Saturday, December 26, 2015

We hope everyone is enjoying the long holiday weekend.  We found we were a bit tuckered after the frenzy if holiday gatherings, cooking, overeating (slightly) and keeping up with things in general.  We certainly enjoyed having mild weather, but we didn't go to the extremes some folks here in the north country did.  In today's Caledonian Record there are reports of some folks on Shadow Lake in Concord water skiing, and in St. Johnsbury, some guy was out mowing his lawn.  It's good that people took advantage of the warm weather because tonight things are beginning to change.  I just took pictures of the evening sky - unusual puffy clouds.  The top picture is the southwestern sky, and the bottom is looking southeast towards the pond from our house.  We've had clear sky and sunshine today, but this evening the clouds are rolling in and the temperature is dropping into the 30s and snow is predicted.  There was a white coating of frost on everything this morning - like in the early fall. I paid attention to the forecast - up to 5 inches of snow over tonight and tomorrow - and finally put out my snow measuring pole in the back yard.  I was beginning to think I might not need it this year!

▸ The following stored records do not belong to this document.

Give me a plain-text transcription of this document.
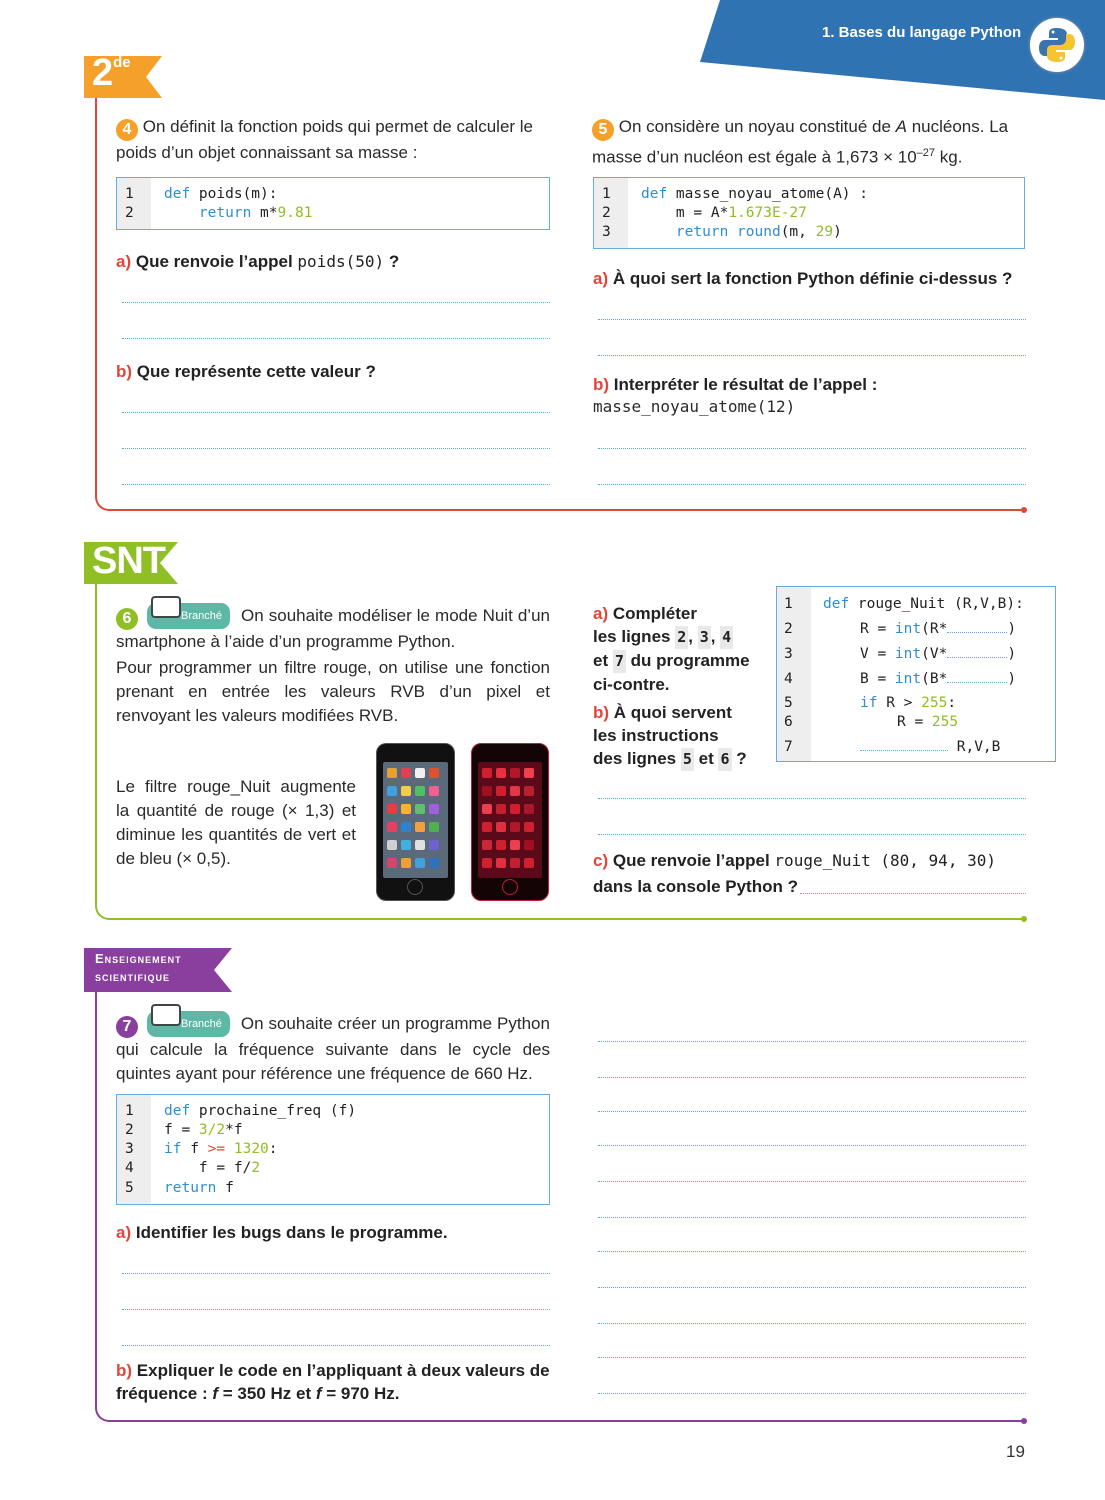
1. Bases du langage Python
2de
4 On définit la fonction poids qui permet de calculer le poids d’un objet connaissant sa masse :
1
2
def poids(m):
return m*9.81
a) Que renvoie l’appel poids(50) ?
b) Que représente cette valeur ?
5 On considère un noyau constitué de A nucléons. La masse d’un nucléon est égale à $1,673 \times 10^{-27}$ kg.
1
2
3
def masse_noyau_atome(A) :
m = A*1.673E-27
return round(m, 29)
a) À quoi sert la fonction Python définie ci-dessus ?
b) Interpréter le résultat de l’appel :
masse_noyau_atome(12)
SNT
6	Branché On souhaite modéliser le mode Nuit d’un smartphone à l’aide d’un programme Python.
Pour programmer un filtre rouge, on utilise une fonction prenant en entrée les valeurs RVB d’un pixel et renvoyant les valeurs modifiées RVB.
Le filtre rouge_Nuit augmente la quantité de rouge (× 1,3) et diminue les quantités de vert et de bleu (× 0,5).
a) Compléter
les lignes 2 , 3 , 4
et 7 du programme
ci-contre.
b) À quoi servent
les instructions
des lignes 5 et 6 ?
1
2
3
4
5
6
7
def rouge_Nuit (R,V,B):
R = int(R*	)
V = int(V*	)
B = int(B*	)
if R > 255:
R = 255
R,V,B
c) Que renvoie l’appel rouge_Nuit (80, 94, 30)
dans la console Python ?
Enseignement
scientifique
7	Branché On souhaite créer un programme Python qui calcule la fréquence suivante dans le cycle des quintes ayant pour référence une fréquence de 660 Hz.
1
2
3
4
5
def prochaine_freq (f)
f = 3/2*f
if f >= 1320:
f = f/2
return f
a) Identifier les bugs dans le programme.
b) Expliquer le code en l’appliquant à deux valeurs de
fréquence : f = 350 Hz et f = 970 Hz.
19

Speaking of snow, here's a nice picture of a snow roller in Cabot.  I don't know the year, but it could have been as late as the 1930s.  I was also interested in the house.  There are plants in the bay windows, but it looks as if the upstairs has been unused for some time - notice the  missing and broken panes of glass and shuttered dormer.  Closing the upstairs off after children were grown and out of the house was a way of saving heat and labor.

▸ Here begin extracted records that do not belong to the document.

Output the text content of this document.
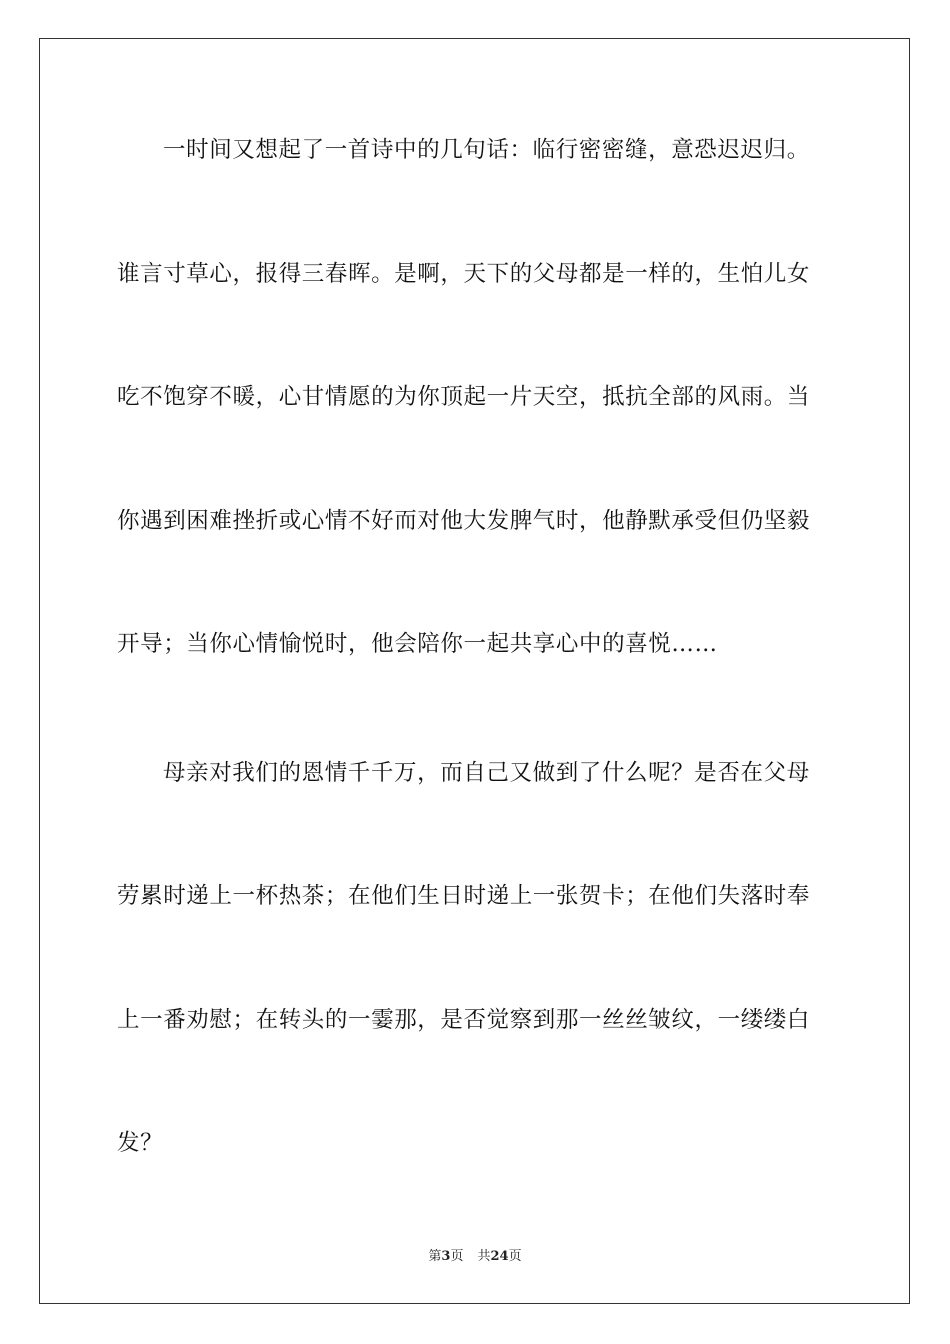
一时间又想起了一首诗中的几句话：临行密密缝，意恐迟迟归。
谁言寸草心，报得三春晖。是啊，天下的父母都是一样的，生怕儿女
吃不饱穿不暖，心甘情愿的为你顶起一片天空，抵抗全部的风雨。当
你遇到困难挫折或心情不好而对他大发脾气时，他静默承受但仍坚毅
开导；当你心情愉悦时，他会陪你一起共享心中的喜悦……
母亲对我们的恩情千千万，而自己又做到了什么呢？是否在父母
劳累时递上一杯热茶；在他们生日时递上一张贺卡；在他们失落时奉
上一番劝慰；在转头的一霎那，是否觉察到那一丝丝皱纹，一缕缕白
发？
第3页 共24页
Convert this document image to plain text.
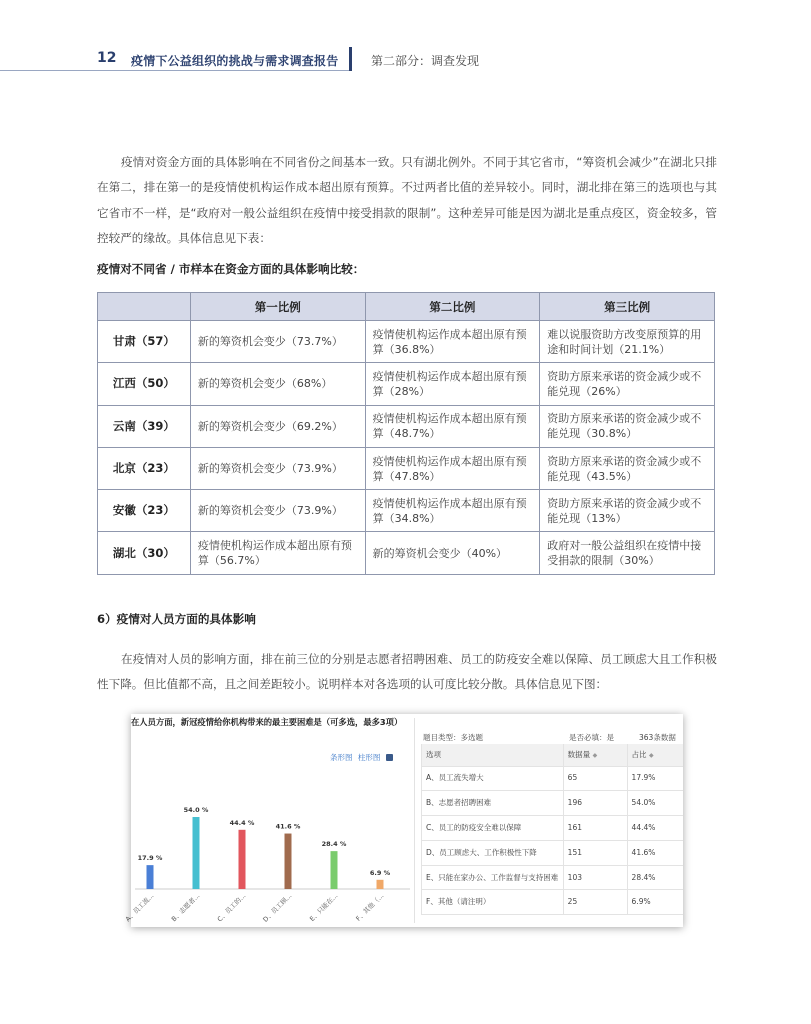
12 疫情下公益组织的挑战与需求调查报告	第二部分：调查发现

疫情对资金方面的具体影响在不同省份之间基本一致。只有湖北例外。不同于其它省市，“筹资机会减少”在湖北只排在第二，排在第一的是疫情使机构运作成本超出原有预算。不过两者比值的差异较小。同时，湖北排在第三的选项也与其它省市不一样，是“政府对一般公益组织在疫情中接受捐款的限制”。这种差异可能是因为湖北是重点疫区，资金较多，管控较严的缘故。具体信息见下表：

疫情对不同省 / 市样本在资金方面的具体影响比较：
	第一比例	第二比例	第三比例
甘肃（57）	新的筹资机会变少（73.7%）	疫情使机构运作成本超出原有预算（36.8%）	难以说服资助方改变原预算的用途和时间计划（21.1%）
江西（50）	新的筹资机会变少（68%）	疫情使机构运作成本超出原有预算（28%）	资助方原来承诺的资金减少或不能兑现（26%）
云南（39）	新的筹资机会变少（69.2%）	疫情使机构运作成本超出原有预算（48.7%）	资助方原来承诺的资金减少或不能兑现（30.8%）
北京（23）	新的筹资机会变少（73.9%）	疫情使机构运作成本超出原有预算（47.8%）	资助方原来承诺的资金减少或不能兑现（43.5%）
安徽（23）	新的筹资机会变少（73.9%）	疫情使机构运作成本超出原有预算（34.8%）	资助方原来承诺的资金减少或不能兑现（13%）
湖北（30）	疫情使机构运作成本超出原有预算（56.7%）	新的筹资机会变少（40%）	政府对一般公益组织在疫情中接受捐款的限制（30%）
6）疫情对人员方面的具体影响

在疫情对人员的影响方面，排在前三位的分别是志愿者招聘困难、员工的防疫安全难以保障、员工顾虑大且工作积极性下降。但比值都不高，且之间差距较小。说明样本对各选项的认可度比较分散。具体信息见下图：

在人员方面，新冠疫情给你机构带来的最主要困难是（可多选，最多3项）
条形图 柱形图
17.9 %
A、员工流...
54.0 %
B、志愿者...
44.4 %
C、员工的...
41.6 %
D、员工顾...
28.4 %
E、只能在...
6.9 %
F、其他（...
题目类型：多选题	是否必填：是	363条数据
选项	数据量 ◆	占比 ◆
A、员工流失增大	65	17.9%
B、志愿者招聘困难	196	54.0%
C、员工的防疫安全难以保障	161	44.4%
D、员工顾虑大、工作积极性下降	151	41.6%
E、只能在家办公、工作监督与支持困难	103	28.4%
F、其他（请注明）	25	6.9%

Once the roads were rolled after a storm, folks went off in their one-horse open sleighs, over the meadows and through the woods . . . 

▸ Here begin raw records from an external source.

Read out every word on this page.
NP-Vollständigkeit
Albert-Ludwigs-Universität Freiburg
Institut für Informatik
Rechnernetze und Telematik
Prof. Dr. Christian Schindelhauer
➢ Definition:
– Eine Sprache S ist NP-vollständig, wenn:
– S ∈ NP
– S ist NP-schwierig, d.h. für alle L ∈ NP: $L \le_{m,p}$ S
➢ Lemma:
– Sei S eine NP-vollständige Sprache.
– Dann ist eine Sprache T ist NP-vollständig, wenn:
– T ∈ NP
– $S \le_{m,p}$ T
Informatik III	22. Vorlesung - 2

However, not everyone had a smart-stepping horse and sleek little sleigh.  More than one family used a steer, or sometimes the family cow, to pull their wagons.  I think it was the Perkins kids over in South Cabot that would ride one of their cows to school, then turn her around and she'd go back to the barn.  At the end of the day, the children's father would sometimes pick them up with the cow pulling a wagon or sled.  Probably most often they simply trudged home as soon as school let out because they all had chores to do.  The one-room schools in Cabot were thoughtfully placed so that no child would have to walk more than two miles to school.  I don't think they had snow days when schools closed.   

However, in the very early 1800s, school didn't keep during the harshest winter months or sometimes during mud season, but was kept during the summer months. Back then it was difficult to even find someone qualified to teach school, so some communities had no schools for their children for long periods of time.  Anyone with even a little bit of education might be called upon to teach, even young women of 15 or 16, or there might be an itinerant male teacher who would stay for a period of a few weeks, boarding with one of the families in the community and teaching pupils gathered at someone's house, and then he would move on to some other town.  Eventually, of course, education got more organized and regulated.